Lineage(129)



Erwin came into view in the doorway, his pallid skin a steep contrast to the black of the room behind him. Lance backed away toward the bay windows of the living room, but stopped when another sound rose above the noise of the storm outside. It was a soft thumping sound that emanated from the entryway. A pause, and then a muffled voice began to speak from the other side of the door.

“Lance? Are you okay?”

Mary, he thought, and looked at Erwin, whose mouth had opened again in a wide grin.

“Let her in, my boy. Let her join us in our dance.”

Lance turned his head toward the door and prayed to God that he had locked it behind him when he’d entered earlier, although he knew he hadn’t. Movement off to Lance’s right drew his attention. He risked a glance out the window, then looked back to Erwin, but in that moment he had seen something that burned itself into his brain like a branding iron.

The lake was definitely closer.

He hadn’t imagined it earlier. Waves rolled constantly against the shoreline as the wind hurled the water into the air in seething plumes. But something else was in the waves. Lance saw it before he looked away, unsure that it had been real or if the trauma he was enduring had pushed his mind beyond its boundaries of sanity.

The waves had looked like hands. Great black hands that clawed at the rocky shoreline with wide diaphanous fingers. There had been hundreds of them in the surf, made of water. All of them reaching past one another to pull at the shore. He had seen one clutch a boulder the size of a car tire and drag it backward beneath the crest of another that did the same to a smaller pile of rocks. The ground seemed to erode like a landslide within the pressure of the grasping breakers.

The pounding from the front door returned, and Lance’s eyes flicked there as Erwin moved toward him, covering the floor between them in jerky strides.

“Mary! Run! Run away!” Lance screamed, as he braced himself for the attack that Erwin was preparing.

The ghost’s tawny muscles flexed beneath thin skin, and its eyes flashed hatred as it waved the thick blade back and forth in front of its face. The ghost lunged and the front door opened.

Mary screamed.

Lance caught Erwin’s wrist with his left hand, the gleaming edge of the knife held above him. He fell backward and felt his writing desk connect with his lower back. His keyboard crunched audibly beneath him and he braced his arm as best he could, as Erwin struggled to plunge the knife into his throat. Lance’s mangled right hand pushed against the ghost’s chest as he tried to hold its murderous bulk away. Erwin’s flesh felt clammy and disgustingly pliable, like chicken skin ready to slip free of the meat. The ghost leaned closer, its eyes black and reminiscent of Anthony’s only minutes before. It was so strong. Lance felt the knife drawing closer to his throat, and he reached away with his bleeding hand and scrambled at the belt of knives that hung around Erwin’s bony hips.

An impact shuddered through the ghost’s body, and Lance saw shards of wood fly at the edges of his vision. Mary stood off to his left, holding the remnants of a wooden stool from the kitchen. Only two of the legs were still in her hands, the rest had obliterated on Erwin’s back in a shower of debris.

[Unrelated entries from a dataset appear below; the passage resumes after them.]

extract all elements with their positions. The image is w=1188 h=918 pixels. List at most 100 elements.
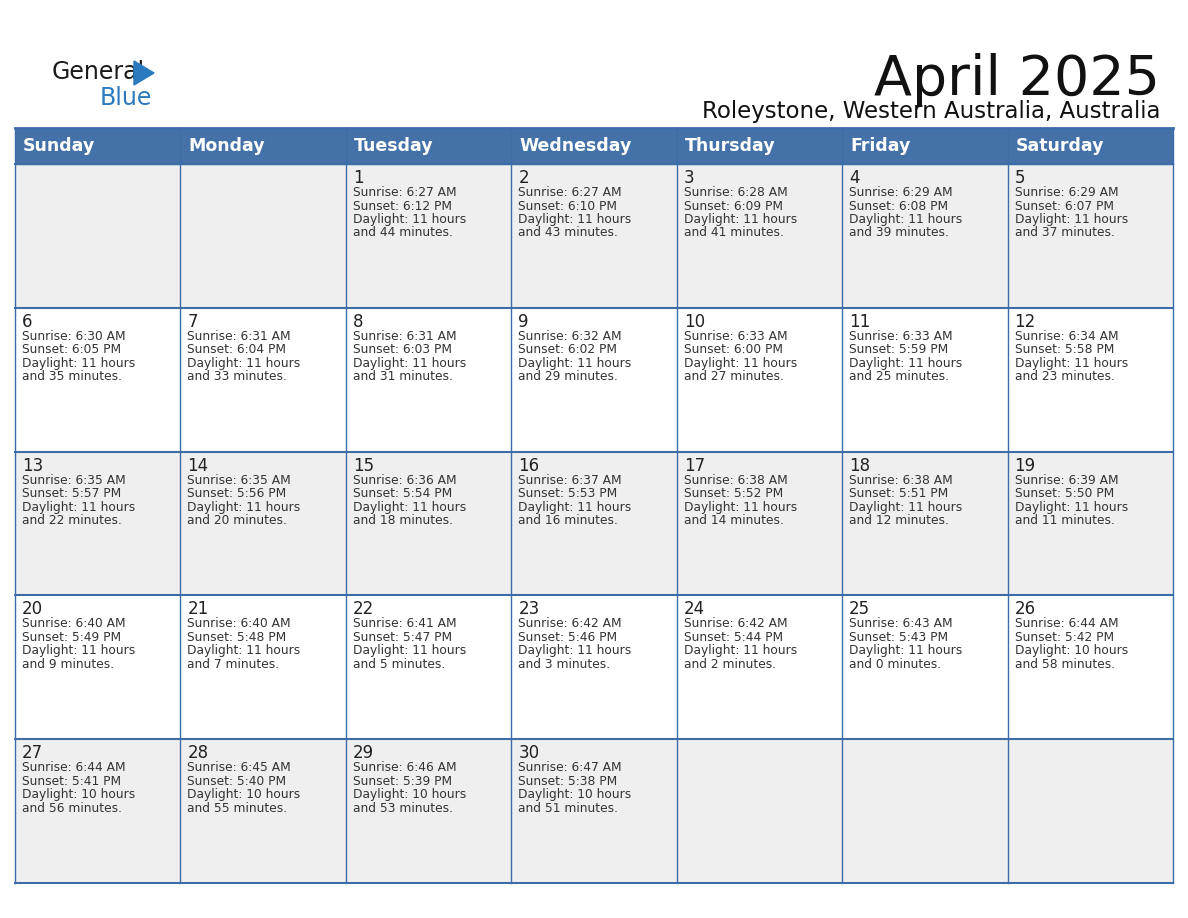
Text: Sunset: 5:53 PM: Sunset: 5:53 PM [518,487,618,500]
Text: Daylight: 11 hours: Daylight: 11 hours [684,644,797,657]
Text: Sunset: 5:46 PM: Sunset: 5:46 PM [518,631,618,644]
Text: 19: 19 [1015,456,1036,475]
Text: Sunset: 5:44 PM: Sunset: 5:44 PM [684,631,783,644]
Bar [15,452,1173,596]
Text: Sunset: 6:09 PM: Sunset: 6:09 PM [684,199,783,212]
Bar [15,308,1173,452]
Text: 9: 9 [518,313,529,330]
Text: and 11 minutes.: and 11 minutes. [1015,514,1114,527]
Text: Daylight: 11 hours: Daylight: 11 hours [23,357,135,370]
Text: Daylight: 11 hours: Daylight: 11 hours [353,357,466,370]
Bar [15,739,1173,883]
Text: and 27 minutes.: and 27 minutes. [684,370,784,384]
Text: and 29 minutes.: and 29 minutes. [518,370,618,384]
Text: Sunrise: 6:44 AM: Sunrise: 6:44 AM [23,761,126,774]
Text: Sunset: 5:42 PM: Sunset: 5:42 PM [1015,631,1113,644]
Text: Sunset: 5:40 PM: Sunset: 5:40 PM [188,775,286,788]
Text: Sunrise: 6:27 AM: Sunrise: 6:27 AM [353,186,456,199]
Text: 29: 29 [353,744,374,762]
Text: Sunset: 5:51 PM: Sunset: 5:51 PM [849,487,948,500]
Text: and 20 minutes.: and 20 minutes. [188,514,287,527]
Text: Sunrise: 6:37 AM: Sunrise: 6:37 AM [518,474,621,487]
Text: Daylight: 11 hours: Daylight: 11 hours [849,644,962,657]
Text: and 0 minutes.: and 0 minutes. [849,658,941,671]
Text: Sunset: 6:02 PM: Sunset: 6:02 PM [518,343,618,356]
Text: Sunrise: 6:42 AM: Sunrise: 6:42 AM [518,618,621,631]
Text: and 5 minutes.: and 5 minutes. [353,658,446,671]
Text: Daylight: 11 hours: Daylight: 11 hours [849,213,962,226]
Text: 2: 2 [518,169,529,187]
Text: 11: 11 [849,313,871,330]
Text: Sunrise: 6:38 AM: Sunrise: 6:38 AM [684,474,788,487]
Text: Sunset: 6:00 PM: Sunset: 6:00 PM [684,343,783,356]
Text: 5: 5 [1015,169,1025,187]
Text: Sunrise: 6:31 AM: Sunrise: 6:31 AM [188,330,291,342]
Text: and 18 minutes.: and 18 minutes. [353,514,453,527]
Text: Sunrise: 6:47 AM: Sunrise: 6:47 AM [518,761,621,774]
Text: Sunrise: 6:41 AM: Sunrise: 6:41 AM [353,618,456,631]
Text: and 25 minutes.: and 25 minutes. [849,370,949,384]
Text: Friday: Friday [851,137,910,155]
Text: Sunset: 5:48 PM: Sunset: 5:48 PM [188,631,286,644]
Text: Daylight: 11 hours: Daylight: 11 hours [23,644,135,657]
Text: Sunrise: 6:35 AM: Sunrise: 6:35 AM [23,474,126,487]
Text: 7: 7 [188,313,198,330]
Text: 14: 14 [188,456,209,475]
Text: Sunset: 5:43 PM: Sunset: 5:43 PM [849,631,948,644]
Text: Saturday: Saturday [1016,137,1104,155]
Text: Sunrise: 6:28 AM: Sunrise: 6:28 AM [684,186,788,199]
Text: and 7 minutes.: and 7 minutes. [188,658,279,671]
Text: 16: 16 [518,456,539,475]
Text: Sunrise: 6:40 AM: Sunrise: 6:40 AM [188,618,291,631]
Text: and 53 minutes.: and 53 minutes. [353,801,453,814]
Text: Daylight: 11 hours: Daylight: 11 hours [353,644,466,657]
Bar [842,128,1007,164]
Text: Sunset: 5:38 PM: Sunset: 5:38 PM [518,775,618,788]
Text: 17: 17 [684,456,704,475]
Text: Daylight: 11 hours: Daylight: 11 hours [1015,213,1127,226]
Text: Daylight: 11 hours: Daylight: 11 hours [353,500,466,513]
Bar [15,596,1173,739]
Text: Daylight: 11 hours: Daylight: 11 hours [518,357,632,370]
Text: Tuesday: Tuesday [354,137,434,155]
Text: 22: 22 [353,600,374,619]
Text: 23: 23 [518,600,539,619]
Text: Wednesday: Wednesday [519,137,632,155]
Text: Sunset: 6:04 PM: Sunset: 6:04 PM [188,343,286,356]
Text: 20: 20 [23,600,43,619]
Text: Sunrise: 6:39 AM: Sunrise: 6:39 AM [1015,474,1118,487]
Text: 12: 12 [1015,313,1036,330]
Text: Sunset: 6:12 PM: Sunset: 6:12 PM [353,199,451,212]
Text: Daylight: 11 hours: Daylight: 11 hours [188,500,301,513]
Text: Sunset: 5:58 PM: Sunset: 5:58 PM [1015,343,1114,356]
Bar [1007,128,1173,164]
Text: 28: 28 [188,744,209,762]
Text: 13: 13 [23,456,43,475]
Text: 21: 21 [188,600,209,619]
Text: Sunrise: 6:27 AM: Sunrise: 6:27 AM [518,186,621,199]
Text: Daylight: 10 hours: Daylight: 10 hours [188,789,301,801]
Text: Sunset: 5:54 PM: Sunset: 5:54 PM [353,487,453,500]
Text: and 14 minutes.: and 14 minutes. [684,514,784,527]
Text: and 3 minutes.: and 3 minutes. [518,658,611,671]
Text: Sunset: 5:50 PM: Sunset: 5:50 PM [1015,487,1114,500]
Text: Sunrise: 6:46 AM: Sunrise: 6:46 AM [353,761,456,774]
Text: Daylight: 11 hours: Daylight: 11 hours [684,213,797,226]
Text: Sunrise: 6:44 AM: Sunrise: 6:44 AM [1015,618,1118,631]
Text: Daylight: 11 hours: Daylight: 11 hours [518,213,632,226]
Text: Monday: Monday [189,137,265,155]
Polygon shape [134,61,154,85]
Text: Sunset: 5:49 PM: Sunset: 5:49 PM [23,631,121,644]
Text: Sunrise: 6:36 AM: Sunrise: 6:36 AM [353,474,456,487]
Text: and 44 minutes.: and 44 minutes. [353,227,453,240]
Text: 27: 27 [23,744,43,762]
Text: Daylight: 11 hours: Daylight: 11 hours [518,500,632,513]
Text: Sunrise: 6:35 AM: Sunrise: 6:35 AM [188,474,291,487]
Text: Daylight: 11 hours: Daylight: 11 hours [849,357,962,370]
Text: and 56 minutes.: and 56 minutes. [23,801,122,814]
Bar [15,164,1173,308]
Text: Sunrise: 6:30 AM: Sunrise: 6:30 AM [23,330,126,342]
Text: and 55 minutes.: and 55 minutes. [188,801,287,814]
Text: Daylight: 11 hours: Daylight: 11 hours [518,644,632,657]
Text: Daylight: 11 hours: Daylight: 11 hours [684,500,797,513]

Erwin’s head snapped toward her and glared. Mary’s mouth hung open; a scream caught in her throat as she backed away and clutched the stool’s legs to her chest. Lance felt a handle slip into his palm and his thumb clamp down around it. Digging into the last reserves of his strength, Lance pushed with his left arm and pulled a knife free of its sheath.

“Go to hell,” Lance grunted from between his clenched teeth.

Erwin’s eyes flashed and then faded again to black. “I’ve never been there, but I’ve heard it’s nice.”

Lance raised the knife in his mutilated right hand, clenching the handle as best he could between his thumb and shortened fingers. He brought it down hard, driving the pointed tip into the soft area just above Erwin’s clavicle.

The knife’s length disappeared into the pale skin and Lance felt it stop, hindered only by the hilt. He let go and gathered his legs between him and the ghost, and kicked out, sending Erwin across the room. Erwin stepped back awkwardly, but kept his balance without falling. He turned his head to gaze upon the jutting handle that protruded from the base of his neck. Gradually, the ghost’s head drooped until its sharp chin rested on its breastbone.

Lance held his breath, waiting for black fluid to erupt from the wound, but nothing happened. He looked over at Mary, who didn’t return his gaze. She was dumbstruck by the scene before her. Lance heard a sharp creaking sound, like a rusted screen door being drawn open, and looked back to see Erwin raising his head, a new smile strung across his face.